Whitson also holds the record for the greatest amount of cumulative time spent in space by a woman, with over 665 days across three long-duration ISS missions, and in 2017 completed a record-setting ISS increment almost ten months in length. In doing so, she also became the oldest woman to travel into space, celebrating her 57th birthday aboard the space station in February 2017.

Whitson’s single-flight record was broken in February 2020 when Expedition 58/59/60 astronaut Christina Koch returned to Earth after 328 days. During her long stay, Koch and Expedition 61 crewmate Jessica Meir also performed the first three all-female EVAs in history.

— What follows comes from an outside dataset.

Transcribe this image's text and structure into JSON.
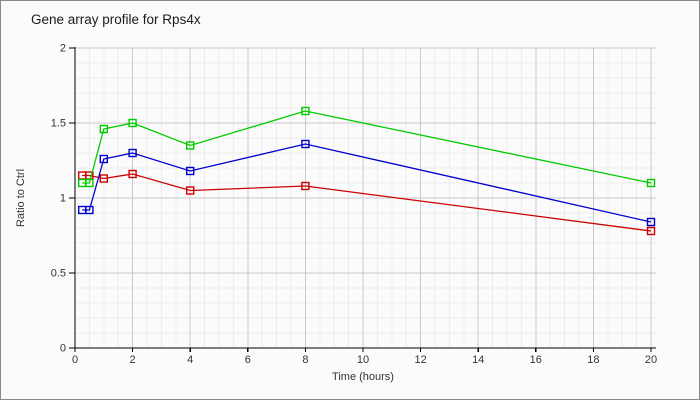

Last year, Jessica Meir (left) and Christina Koch performed the first all-female Extravehicular Activity (EVA). And in February 2020, Koch returned to Earth after 328 days in space, logging the longest single space voyage ever undertaken by a woman. Photo Credit: NASA

Women have set other records, too, with Britain’s Helen Sharman and South Korea’s Yi So-yeon presently the only two females to have been their respective countries’ first-ever national astronauts. Sharman flew to Russia’s Mir space station in May 1991, whilst Yi did likewise to the ISS in April 2008. And returning home shoulder-to-shoulder with Yi was Russian cosmonaut Yuri Malenchenko and Peggy Whitson, marking the first occasion that women outnumbered men on a returning spacecraft.

As for launch, as many as three women flew aboard several shuttle missions, first among them STS-40 in June 1991. And Susan Kilrain and Janice Voss jointly hold the unusual record for the shortest interval between two spaceflights by women, having logged a mere 84 days between their return from STS-83 in April 1997 and their next launch together on STS-94 the following July.

Video Credit: NASA

As the world observes International Women’s Day, we are reminded of the immense contributions made by these female pioneers. In addition to U.S. and Russian astronauts, Canada’s Roberta Bondar and Julie Payette, Japan’s Chiaki Mukai and Naoko Yamazaki, France’s Claudie Haignere and Italy’s Samantha Cristoforetti have lived and worked in the microgravity environment during shuttle, Mir and ISS missions, whilst China’s homegrown space program saw Liu Yang and Wang Yaping travel to the Tiangong-1 orbital outpost.

And with NASA’s Kate Rubins and Shannon Walker presently aboard the ISS and other women currently in active training, it can be expected that female involvement and leadership in future missions in low-Earth orbit and beyond are not a likelihood, but an inevitability.